Recent surveys by the Kaiser Family Foundation suggest that about 20 percent of parents would like to vaccinate their children under the age of 5 as soon as they are allowed, while almost 40 percent plan to “wait and see” how the vaccine affects others Children and another 40 percent are reluctant to vaccinate at all.

No cases of myocarditis or pericarditis – inflammation of the heart muscle or the lining of the heart – were reported in Moderna’s pediatric studies. Both conditions are known risks of Covid-19 messenger RNA vaccines, particularly in men aged 12 to 39.

Data from international vaccine safety surveillance programs suggest that there is a higher rate of heart disease after vaccination with Moderna’s vaccines than with Pfizer-BioNTech.
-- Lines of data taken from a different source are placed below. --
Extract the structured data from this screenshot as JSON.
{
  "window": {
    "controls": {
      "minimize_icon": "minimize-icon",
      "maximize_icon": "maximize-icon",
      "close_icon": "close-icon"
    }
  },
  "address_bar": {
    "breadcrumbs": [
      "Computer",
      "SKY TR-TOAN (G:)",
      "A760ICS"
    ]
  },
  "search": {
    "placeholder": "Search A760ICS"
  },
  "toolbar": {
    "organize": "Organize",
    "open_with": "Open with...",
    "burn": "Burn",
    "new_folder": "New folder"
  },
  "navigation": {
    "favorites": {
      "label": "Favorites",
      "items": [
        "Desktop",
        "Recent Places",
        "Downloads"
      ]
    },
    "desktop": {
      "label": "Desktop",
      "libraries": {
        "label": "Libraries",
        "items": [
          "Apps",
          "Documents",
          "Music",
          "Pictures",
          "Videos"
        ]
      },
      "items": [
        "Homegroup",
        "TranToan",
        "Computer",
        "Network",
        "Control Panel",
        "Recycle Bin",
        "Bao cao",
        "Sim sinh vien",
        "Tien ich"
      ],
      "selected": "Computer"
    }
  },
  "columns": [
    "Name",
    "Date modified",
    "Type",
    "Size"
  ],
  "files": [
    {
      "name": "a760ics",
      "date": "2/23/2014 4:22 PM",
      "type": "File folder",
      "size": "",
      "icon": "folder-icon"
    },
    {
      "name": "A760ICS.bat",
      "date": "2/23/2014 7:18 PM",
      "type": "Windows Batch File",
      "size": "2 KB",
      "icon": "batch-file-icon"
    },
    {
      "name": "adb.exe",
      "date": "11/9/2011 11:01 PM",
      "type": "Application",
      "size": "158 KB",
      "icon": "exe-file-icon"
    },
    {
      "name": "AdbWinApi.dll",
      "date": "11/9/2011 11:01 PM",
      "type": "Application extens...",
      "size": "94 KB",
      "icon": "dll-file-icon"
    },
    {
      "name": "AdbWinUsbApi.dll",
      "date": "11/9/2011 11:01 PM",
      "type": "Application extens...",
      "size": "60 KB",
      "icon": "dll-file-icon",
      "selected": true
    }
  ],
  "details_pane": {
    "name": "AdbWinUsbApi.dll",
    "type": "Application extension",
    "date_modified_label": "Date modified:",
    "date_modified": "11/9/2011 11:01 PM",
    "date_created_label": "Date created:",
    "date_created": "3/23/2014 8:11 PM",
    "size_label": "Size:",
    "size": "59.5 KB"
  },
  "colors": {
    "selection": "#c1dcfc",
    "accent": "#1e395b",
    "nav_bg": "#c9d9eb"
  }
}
That information, along with the availability of the Pfizer vaccine for adolescents, convinced the FDA last fall not to proceed with an EUA for 12- to 17-year-olds, the agency said in the briefing document.

But analyzes of US data in active and passive surveillance systems conducted in April and May “support no difference in myocarditis/pericarditis risk for [Moderna] compared to [Pfizer-BioNTech] or suggest a small difference due to uncertainties,” the FDA said, later calling evidence of a risk difference between the two products “inconclusive.”

Committee members expressed ongoing concern about the side effect, but agreed with the FDA that a notable difference in risk between Moderna’s vaccine and Pfizer’s was unclear.